Carter
Salon 94 Freemans, New York, USA
Carter, And Within Area Although #1 (2009)
Carter produced a brilliant and original body of paintings around 2006–7 – not to mention the sculptures, videos and photographs – most of which pondered fragile feelings of selfhood. The paintings rely on collage to arrange a series of motifs – craggy profiles of heads, scatterings of real hair, isolated gestural brushstrokes – in shallow fields. There are often suggestions of rocks and trees in the mix, but otherwise these works dispense with backdrops.

Likeness (2009)
Carter’s current exhibition features only one sculpture, Likeness (all works 2009), a glossy black bust of a man with frightened white eyes, standing on a plinth next to flickering electric candles. Paintings predominate, and it is as if the fog of motifs from the earlier work has finally dispersed and the backdrops have come into view. A few brushstrokes, illegible notations and fragmentary sketches still move over the surface, but like dead cells moving about the eye. The grounds are now supplied by grainy, black and white laser-printed photographs. Some pictures, like the show’s two title pieces (And Within Area One and Two), depict period domestic interiors in which sleek Modernist furnishings act as foil to older, more florid ornaments.
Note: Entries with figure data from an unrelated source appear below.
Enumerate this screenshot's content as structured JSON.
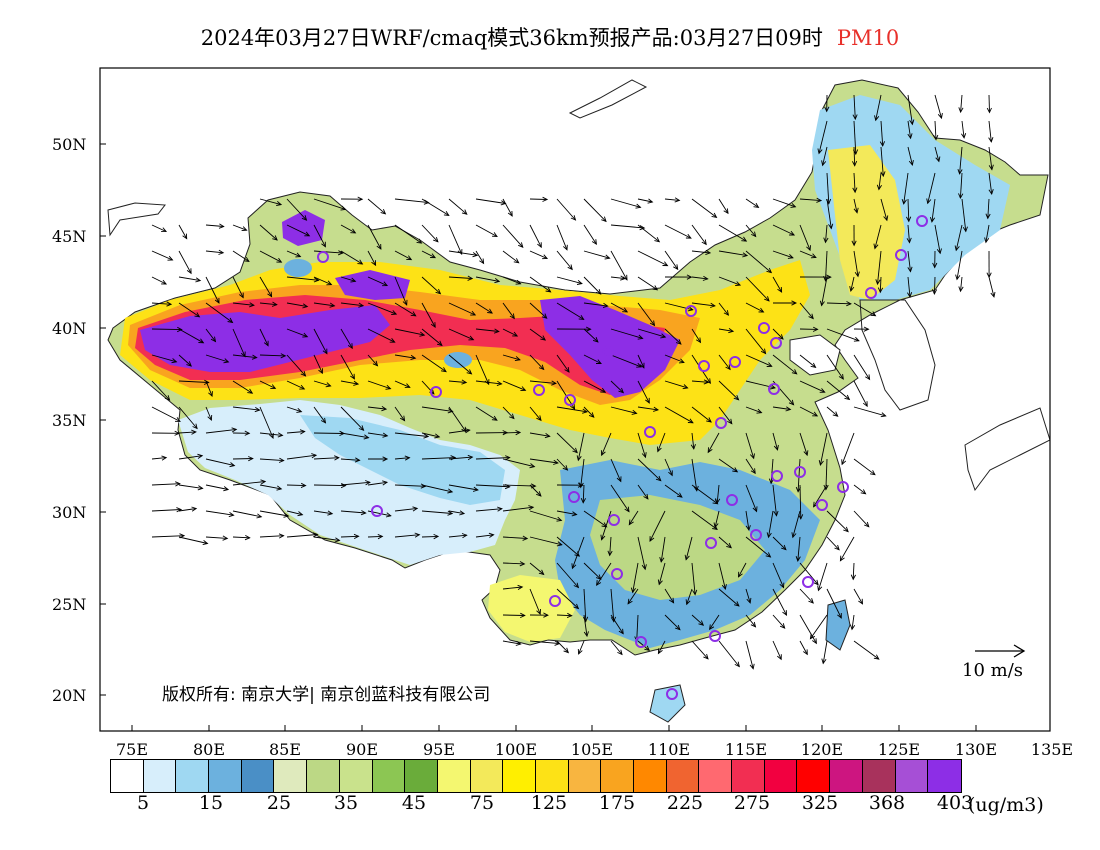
{
  "header": {
    "title": "2024年03月27日WRF/cmaq模式36km预报产品:03月27日09时",
    "variable": "PM10"
  },
  "axes": {
    "lat_labels": [
      "50N",
      "45N",
      "40N",
      "35N",
      "30N",
      "25N",
      "20N"
    ],
    "lon_labels": [
      "75E",
      "80E",
      "85E",
      "90E",
      "95E",
      "100E",
      "105E",
      "110E",
      "115E",
      "120E",
      "125E",
      "130E",
      "135E"
    ]
  },
  "copyright": "版权所有: 南京大学| 南京创蓝科技有限公司",
  "wind_scale": "10 m/s",
  "legend": {
    "colors": [
      "#ffffff",
      "#d7eefb",
      "#9fd8f2",
      "#6cb1de",
      "#4a8fc6",
      "#dfeabd",
      "#bcd885",
      "#c9e28c",
      "#8cc653",
      "#6aac3a",
      "#f4f770",
      "#f3e95a",
      "#ffef00",
      "#fde216",
      "#f8b540",
      "#f9a41f",
      "#ff8800",
      "#f06430",
      "#ff6970",
      "#f22e52",
      "#f20040",
      "#ff0000",
      "#cd1580",
      "#a8325c",
      "#a64fd6",
      "#8d2ee6"
    ],
    "ticks": [
      "5",
      "15",
      "25",
      "35",
      "45",
      "75",
      "125",
      "175",
      "225",
      "275",
      "325",
      "368",
      "403"
    ],
    "unit": "(ug/m3)"
  }
}
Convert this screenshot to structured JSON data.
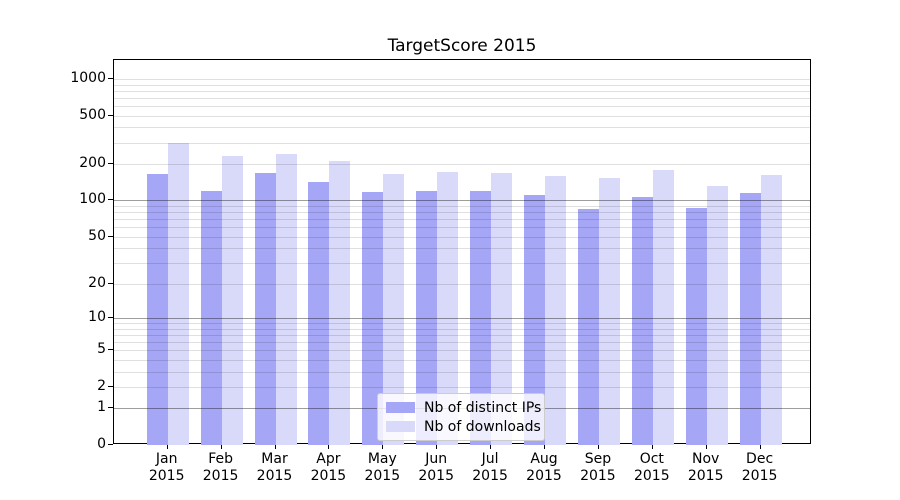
{
  "chart_data": {
    "type": "bar",
    "title": "TargetScore 2015",
    "year_label": "2015",
    "categories": [
      "Jan",
      "Feb",
      "Mar",
      "Apr",
      "May",
      "Jun",
      "Jul",
      "Aug",
      "Sep",
      "Oct",
      "Nov",
      "Dec"
    ],
    "series": [
      {
        "name": "Nb of distinct IPs",
        "color": "#a6a6f6",
        "values": [
          164,
          120,
          170,
          143,
          118,
          119,
          120,
          112,
          85,
          106,
          87,
          116
        ]
      },
      {
        "name": "Nb of downloads",
        "color": "#d9d9f9",
        "values": [
          296,
          233,
          240,
          210,
          164,
          173,
          170,
          158,
          154,
          180,
          132,
          161
        ]
      }
    ],
    "yscale": "log10(value+1)",
    "ylim": [
      0,
      1430
    ],
    "y_tick_labels": [
      "1000",
      "500",
      "200",
      "100",
      "50",
      "20",
      "10",
      "5",
      "2",
      "1",
      "0"
    ],
    "y_tick_values": [
      1000,
      500,
      200,
      100,
      50,
      20,
      10,
      5,
      2,
      1,
      0
    ],
    "grid_major_values": [
      100,
      10,
      1
    ],
    "grid_minor_values": [
      1000,
      900,
      800,
      700,
      600,
      500,
      400,
      300,
      200,
      90,
      80,
      70,
      60,
      50,
      40,
      30,
      20,
      9,
      8,
      7,
      6,
      5,
      4,
      3,
      2
    ],
    "grid": "on",
    "legend_position": "bottom-center",
    "xlabel": "",
    "ylabel": ""
  },
  "colors": {
    "grid_minor": "rgba(0,0,0,0.12)",
    "grid_major": "rgba(0,0,0,0.38)",
    "axis": "#000000",
    "legend_border": "#cccccc"
  }
}
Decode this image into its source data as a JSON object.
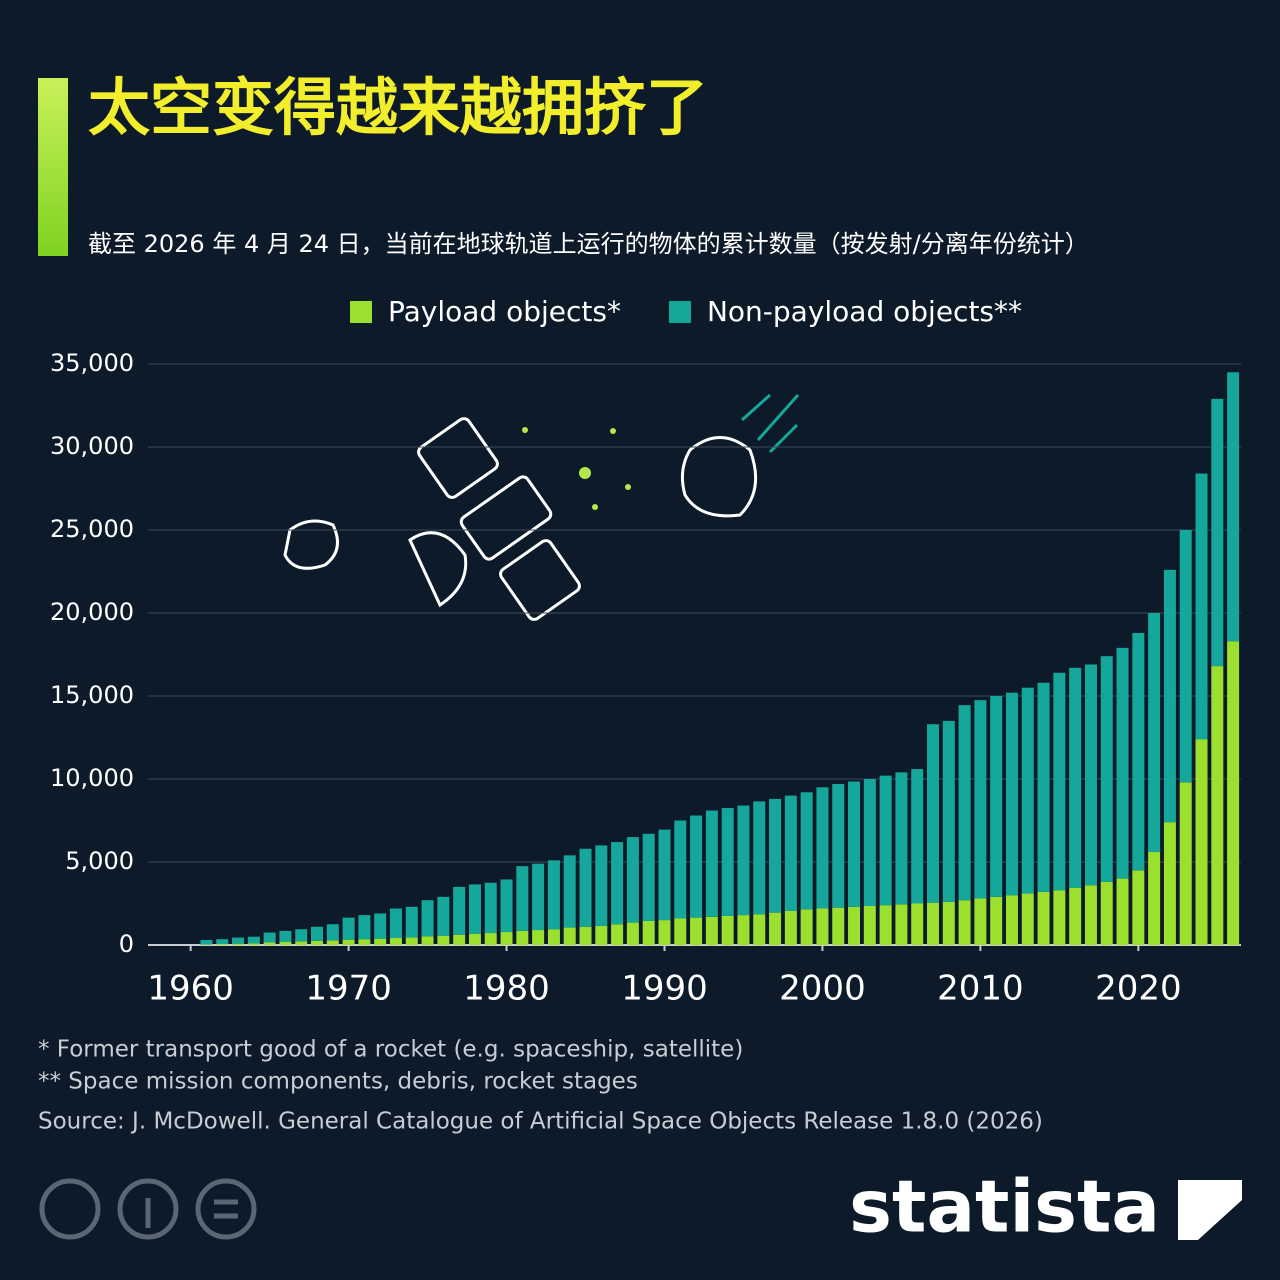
{
  "chart_data": {
    "type": "stacked_bar",
    "title": "太空变得越来越拥挤了",
    "subtitle": "截至 2026 年 4 月 24 日，当前在地球轨道上运行的物体的累计数量（按发射/分离年份统计）",
    "x": [
      1960,
      1961,
      1962,
      1963,
      1964,
      1965,
      1966,
      1967,
      1968,
      1969,
      1970,
      1971,
      1972,
      1973,
      1974,
      1975,
      1976,
      1977,
      1978,
      1979,
      1980,
      1981,
      1982,
      1983,
      1984,
      1985,
      1986,
      1987,
      1988,
      1989,
      1990,
      1991,
      1992,
      1993,
      1994,
      1995,
      1996,
      1997,
      1998,
      1999,
      2000,
      2001,
      2002,
      2003,
      2004,
      2005,
      2006,
      2007,
      2008,
      2009,
      2010,
      2011,
      2012,
      2013,
      2014,
      2015,
      2016,
      2017,
      2018,
      2019,
      2020,
      2021,
      2022,
      2023,
      2024,
      2025,
      2026
    ],
    "series": [
      {
        "name": "Payload objects*",
        "color": "#9be02e",
        "values": [
          0,
          30,
          60,
          80,
          100,
          150,
          180,
          220,
          250,
          280,
          320,
          350,
          380,
          420,
          450,
          520,
          560,
          620,
          680,
          720,
          780,
          850,
          900,
          950,
          1050,
          1100,
          1150,
          1250,
          1350,
          1450,
          1500,
          1600,
          1650,
          1700,
          1750,
          1800,
          1850,
          1950,
          2050,
          2150,
          2200,
          2250,
          2300,
          2350,
          2400,
          2450,
          2500,
          2550,
          2600,
          2700,
          2800,
          2900,
          3000,
          3100,
          3200,
          3300,
          3450,
          3600,
          3800,
          4000,
          4500,
          5600,
          7400,
          9800,
          12400,
          16800,
          18300
        ]
      },
      {
        "name": "Non-payload objects**",
        "color": "#14a79a",
        "values": [
          0,
          270,
          290,
          370,
          400,
          600,
          670,
          730,
          850,
          970,
          1330,
          1450,
          1520,
          1780,
          1850,
          2180,
          2340,
          2880,
          2970,
          3030,
          3170,
          3900,
          4000,
          4150,
          4350,
          4700,
          4850,
          4950,
          5150,
          5250,
          5450,
          5900,
          6150,
          6400,
          6500,
          6600,
          6800,
          6850,
          6950,
          7050,
          7300,
          7450,
          7550,
          7650,
          7800,
          7950,
          8100,
          10750,
          10900,
          11750,
          11950,
          12100,
          12200,
          12400,
          12600,
          13100,
          13250,
          13300,
          13600,
          13900,
          14300,
          14400,
          15200,
          15200,
          16000,
          16100,
          16200
        ]
      }
    ],
    "xlim": [
      1957.3,
      2026.5
    ],
    "xticks": [
      1960,
      1970,
      1980,
      1990,
      2000,
      2010,
      2020
    ],
    "ylim": [
      0,
      35000
    ],
    "yticks": [
      0,
      {
        "value": 5000,
        "label": "5,000"
      },
      {
        "value": 10000,
        "label": "10,000"
      },
      {
        "value": 15000,
        "label": "15,000"
      },
      {
        "value": 20000,
        "label": "20,000"
      },
      {
        "value": 25000,
        "label": "25,000"
      },
      {
        "value": 30000,
        "label": "30,000"
      },
      {
        "value": 35000,
        "label": "35,000"
      }
    ],
    "grid": true,
    "legend": "top",
    "footnotes": [
      "*   Former transport good of a rocket (e.g. spaceship, satellite)",
      "** Space mission components, debris, rocket stages"
    ],
    "source": "Source: J. McDowell. General Catalogue of Artificial Space Objects Release 1.8.0 (2026)",
    "brand": "statista"
  }
}
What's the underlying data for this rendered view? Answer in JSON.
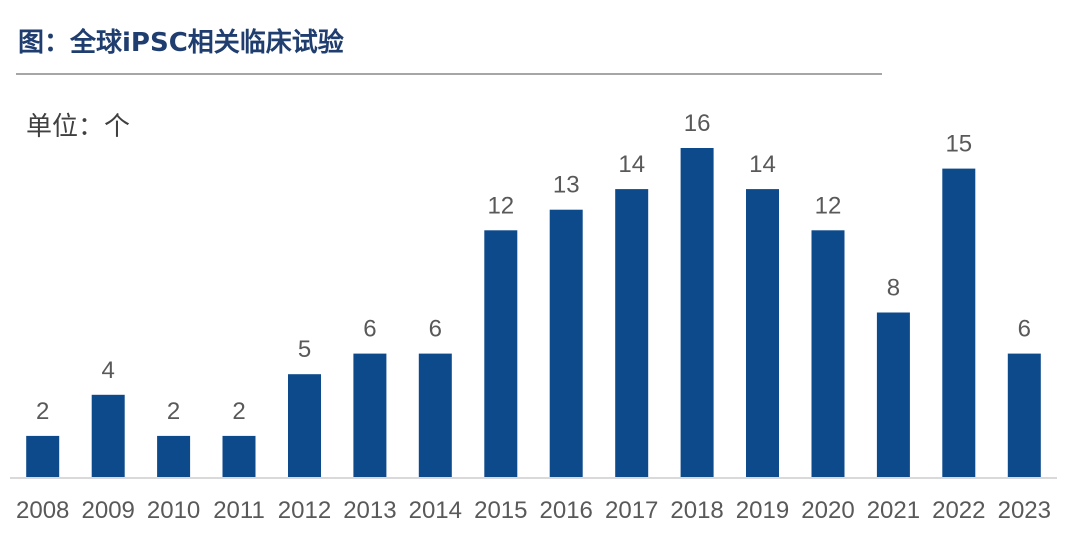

The Past 100 Years features two portraits: a smaller one of a man, and a much larger one that might be the same man evolved into a woman. And Item Placed in area (Unfolding Abstract Modern Sculpture), evokes personal trauma via the history of art, depicting a biomorphic stone sculpture bearing lumpy organic contours, like some violent, muscular animal turned in on itself.

The Past 100 Years (2009)
These could all be moments and backdrops from the era of psychoanalysis: Carter sees the Id being confronted head-on in Modernist sculpture, sees it barely repressed in polite interiors, sees it exploding forth in cross-dressing. The great period of shrinking may be behind us now, and Carter’s evocation of it may draw more than it should from nostalgia, but the surface noise on the canvases is still marvellously evocative of the waste blown up from that psychic dust storm.